25 But [a] great crowd was going with him, and turning he said to them: 26 If anyone comes to me and does not hate his father and mother and wife and children and brothers and sisters, yet even his own psyche-life5 , is not able to be my disciple. 27 Whoever does not bear his own cross and come after me is not able to be my disciple. 28 For who among you wishing to build [a] tower does not first having sat reckon the cost, if he has [enough] for completion? 29 In order that when he having placed [the] foundation and not being able to complete [it] all those beholding begin to be mocking him, 30 saying that: This man began to be building and was not able to complete [it]. 31 Or what king when he proceeds to another king to engage in battle does not having sat first resolve if he is able in ten thousand to meet the [one] coming upon him with twenty thousand? 32 But if not, while being afar off having sent [an] ambassador he asks4 the [terms] for peace. 33 Likewise therefore everyone among you who does not take leave6 of all his possessions is not able to be my disciple. 34 Good therefore [is] the salt.
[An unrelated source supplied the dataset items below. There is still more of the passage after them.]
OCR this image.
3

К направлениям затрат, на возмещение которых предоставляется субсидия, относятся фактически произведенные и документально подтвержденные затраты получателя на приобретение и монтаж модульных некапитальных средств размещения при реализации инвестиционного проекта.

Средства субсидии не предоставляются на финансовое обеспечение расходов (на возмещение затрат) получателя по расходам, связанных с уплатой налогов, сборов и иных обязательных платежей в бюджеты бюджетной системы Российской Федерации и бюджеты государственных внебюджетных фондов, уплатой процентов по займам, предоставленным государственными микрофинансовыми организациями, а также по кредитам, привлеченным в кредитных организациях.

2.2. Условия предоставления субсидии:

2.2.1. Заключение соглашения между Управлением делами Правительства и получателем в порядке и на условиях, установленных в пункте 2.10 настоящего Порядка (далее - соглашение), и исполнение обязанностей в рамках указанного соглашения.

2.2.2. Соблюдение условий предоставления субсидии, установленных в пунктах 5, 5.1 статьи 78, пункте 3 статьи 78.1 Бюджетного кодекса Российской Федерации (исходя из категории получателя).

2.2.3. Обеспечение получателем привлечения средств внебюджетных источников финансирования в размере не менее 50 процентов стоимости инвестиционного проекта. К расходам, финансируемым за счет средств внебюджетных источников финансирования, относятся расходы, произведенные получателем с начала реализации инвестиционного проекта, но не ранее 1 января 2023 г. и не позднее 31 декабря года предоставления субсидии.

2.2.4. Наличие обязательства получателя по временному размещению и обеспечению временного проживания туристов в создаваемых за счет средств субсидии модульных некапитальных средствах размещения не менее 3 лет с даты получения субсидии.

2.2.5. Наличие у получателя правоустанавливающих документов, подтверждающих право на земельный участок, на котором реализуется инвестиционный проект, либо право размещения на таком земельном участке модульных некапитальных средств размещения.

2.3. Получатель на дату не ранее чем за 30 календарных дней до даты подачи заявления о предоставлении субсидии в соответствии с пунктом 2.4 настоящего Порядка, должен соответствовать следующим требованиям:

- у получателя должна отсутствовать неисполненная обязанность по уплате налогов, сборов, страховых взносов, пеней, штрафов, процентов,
But if the salt become tasteless, with what will it be seasoned? 35 Neither for [the] ground7 nor for the dung heap is it fit, they throw it out. The [one] having ears to be hearing, let8 him be hearing.
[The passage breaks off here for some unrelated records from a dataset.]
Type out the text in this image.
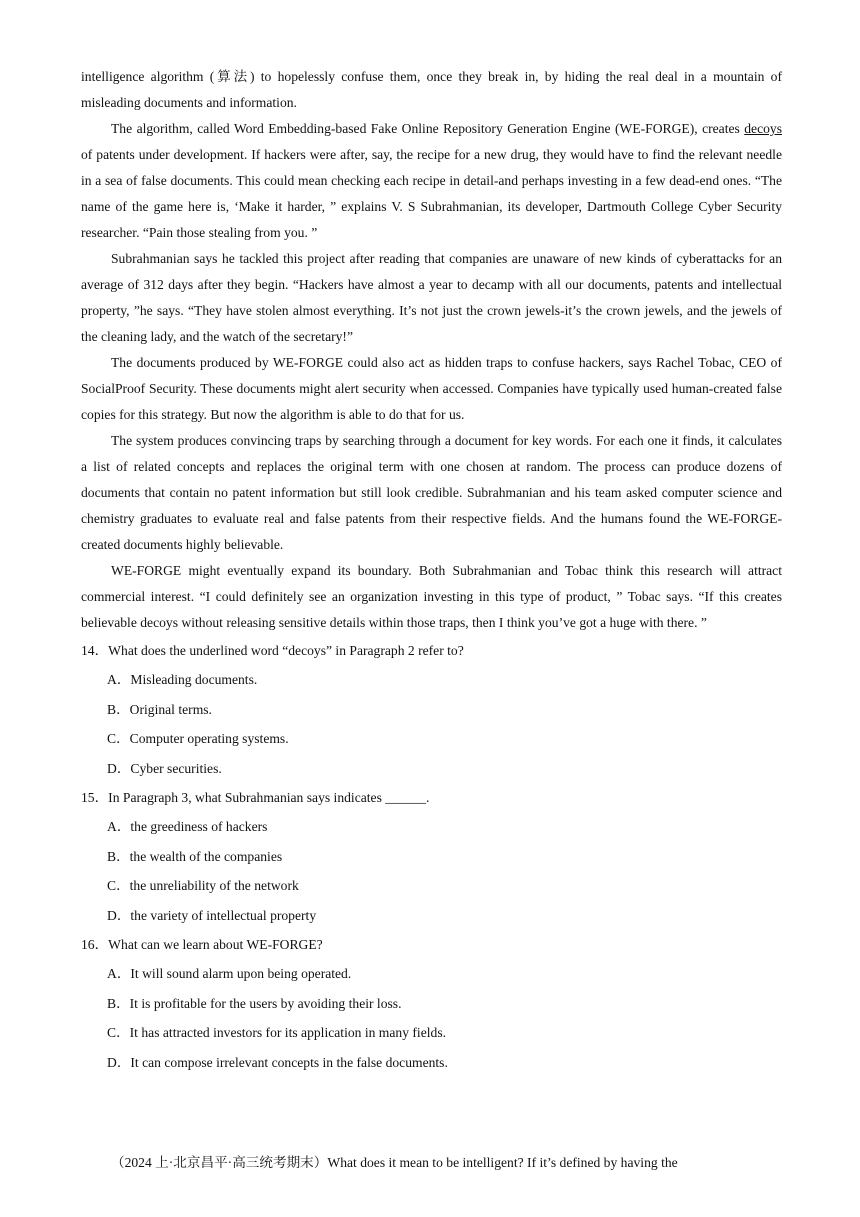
intelligence algorithm (算法) to hopelessly confuse them, once they break in, by hiding the real deal in a mountain of misleading documents and information.

The algorithm, called Word Embedding-based Fake Online Repository Generation Engine (WE-FORGE), creates decoys of patents under development. If hackers were after, say, the recipe for a new drug, they would have to find the relevant needle in a sea of false documents. This could mean checking each recipe in detail-and perhaps investing in a few dead-end ones. “The name of the game here is, ‘Make it harder, ” explains V. S Subrahmanian, its developer, Dartmouth College Cyber Security researcher. “Pain those stealing from you. ”

Subrahmanian says he tackled this project after reading that companies are unaware of new kinds of cyberattacks for an average of 312 days after they begin. “Hackers have almost a year to decamp with all our documents, patents and intellectual property, ”he says. “They have stolen almost everything. It’s not just the crown jewels-it’s the crown jewels, and the jewels of the cleaning lady, and the watch of the secretary!”

The documents produced by WE-FORGE could also act as hidden traps to confuse hackers, says Rachel Tobac, CEO of SocialProof Security. These documents might alert security when accessed. Companies have typically used human-created false copies for this strategy. But now the algorithm is able to do that for us.

The system produces convincing traps by searching through a document for key words. For each one it finds, it calculates a list of related concepts and replaces the original term with one chosen at random. The process can produce dozens of documents that contain no patent information but still look credible. Subrahmanian and his team asked computer science and chemistry graduates to evaluate real and false patents from their respective fields. And the humans found the WE-FORGE-created documents highly believable.

WE-FORGE might eventually expand its boundary. Both Subrahmanian and Tobac think this research will attract commercial interest. “I could definitely see an organization investing in this type of product, ” Tobac says. “If this creates believable decoys without releasing sensitive details within those traps, then I think you’ve got a huge with there. ”

14．What does the underlined word “decoys” in Paragraph 2 refer to?

A．Misleading documents.

B．Original terms.

C．Computer operating systems.

D．Cyber securities.

15．In Paragraph 3, what Subrahmanian says indicates ______.

A．the greediness of hackers

B．the wealth of the companies

C．the unreliability of the network

D．the variety of intellectual property

16．What can we learn about WE-FORGE?

A．It will sound alarm upon being operated.

B．It is profitable for the users by avoiding their loss.

C．It has attracted investors for its application in many fields.

D．It can compose irrelevant concepts in the false documents.

（2024 上·北京昌平·高三统考期末）What does it mean to be intelligent? If it’s defined by having the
1"son" p45,75BWK; "donkey" Hvg; "sheep" D

2or "aiming at"

3In that Middle Eastern culture, you reclined to dine.

4EROTAO (ερωταω) "Ask", but more polite, not demanding/begging as is AITEO. Both AITEO and EROTAO occur in John.16:26.
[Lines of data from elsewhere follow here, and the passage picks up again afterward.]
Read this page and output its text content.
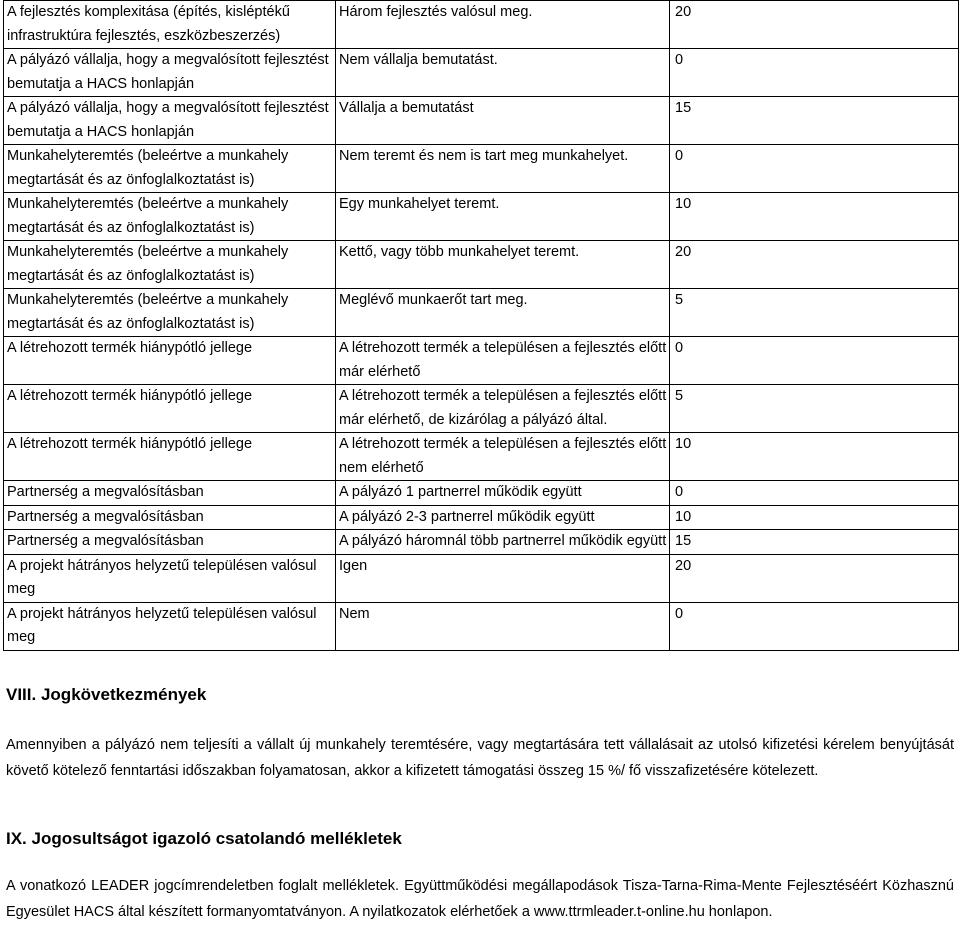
A fejlesztés komplexitása (építés, kisléptékű infrastruktúra fejlesztés, eszközbeszerzés)	Három fejlesztés valósul meg.	20
A pályázó vállalja, hogy a megvalósított fejlesztést bemutatja a HACS honlapján	Nem vállalja bemutatást.	0
A pályázó vállalja, hogy a megvalósított fejlesztést bemutatja a HACS honlapján	Vállalja a bemutatást	15
Munkahelyteremtés (beleértve a munkahely megtartását és az önfoglalkoztatást is)	Nem teremt és nem is tart meg munkahelyet.	0
Munkahelyteremtés (beleértve a munkahely megtartását és az önfoglalkoztatást is)	Egy munkahelyet teremt.	10
Munkahelyteremtés (beleértve a munkahely megtartását és az önfoglalkoztatást is)	Kettő, vagy több munkahelyet teremt.	20
Munkahelyteremtés (beleértve a munkahely megtartását és az önfoglalkoztatást is)	Meglévő munkaerőt tart meg.	5
A létrehozott termék hiánypótló jellege	A létrehozott termék a településen a fejlesztés előtt már elérhető	0
A létrehozott termék hiánypótló jellege	A létrehozott termék a településen a fejlesztés előtt már elérhető, de kizárólag a pályázó által.	5
A létrehozott termék hiánypótló jellege	A létrehozott termék a településen a fejlesztés előtt nem elérhető	10
Partnerség a megvalósításban	A pályázó 1 partnerrel működik együtt	0
Partnerség a megvalósításban	A pályázó 2-3 partnerrel működik együtt	10
Partnerség a megvalósításban	A pályázó háromnál több partnerrel működik együtt	15
A projekt hátrányos helyzetű településen valósul meg	Igen	20
A projekt hátrányos helyzetű településen valósul meg	Nem	0
VIII. Jogkövetkezmények

Amennyiben a pályázó nem teljesíti a vállalt új munkahely teremtésére, vagy megtartására tett vállalásait az utolsó kifizetési kérelem benyújtását követő kötelező fenntartási időszakban folyamatosan, akkor a kifizetett támogatási összeg 15 %/ fő visszafizetésére kötelezett.

IX. Jogosultságot igazoló csatolandó mellékletek

A vonatkozó LEADER jogcímrendeletben foglalt mellékletek. Együttműködési megállapodások Tisza-Tarna-Rima-Mente Fejlesztéséért Közhasznú Egyesület HACS által készített formanyomtatványon. A nyilatkozatok elérhetőek a www.ttrmleader.t-online.hu honlapon.
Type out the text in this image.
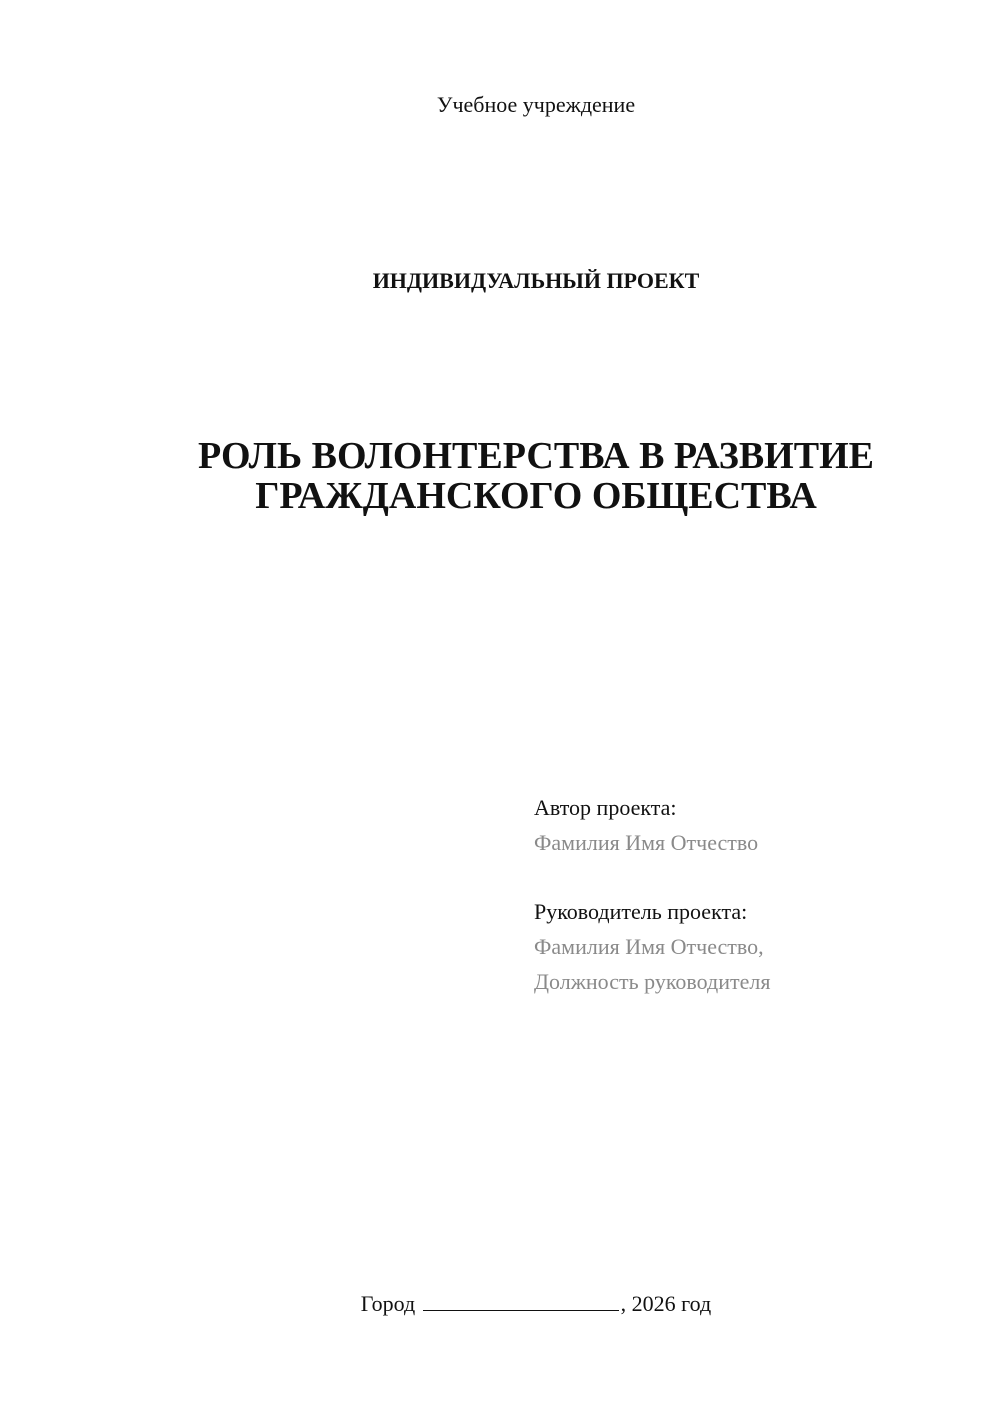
Учебное учреждение
ИНДИВИДУАЛЬНЫЙ ПРОЕКТ
РОЛЬ ВОЛОНТЕРСТВА В РАЗВИТИЕ
ГРАЖДАНСКОГО ОБЩЕСТВА
Автор проекта:
Фамилия Имя Отчество
Руководитель проекта:
Фамилия Имя Отчество,
Должность руководителя
Город	, 2026 год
5from PSYCHE (ψυχη): an individual manifestation of life/consciousness. Animals have PSYCHEs as well as humans. Contrast ZOE (ζωη)—Life 'collectively', interdependent, interconnected.

6APOTASSO (απoτασσω), 'take leave'. It is only used 6 places in the NT: Mark.6:46, Luke.9:61, Luke.14:33, Acts.18:18,

Acts.18:21, 2Cor.2:13.

APOTASSO has the sense of 'appoint oneself-apart-from'—there's an element of Will in separating oneself from something. It doesn't have any sense of rejecting a negative; in general it seems to be used to indicated willingly separating oneself from a positive. So you 'take leave' of loved ones, for example, which is actually how this verb is generally used.

'Renounce' implies an outright rejection, there's a certain animosity in 'renounce', which is not present in APOTASSO. Furthermore, in general, when you 'take leave' (APOTASSO), it doesn't preclude the possibility of returning. In fact, when Paul uses APOTASSO in Acts 18:21, he explicitly says he is returning. This further illustrates the complete lack of animosity towards the object from which you are 'taking leave' implied APOTASSO.

7GE "GAY" (γη) "earth", "land" (remember that they didn't understand about the Earth being a planet floating in space yet), sometimes "ground" or "dirt".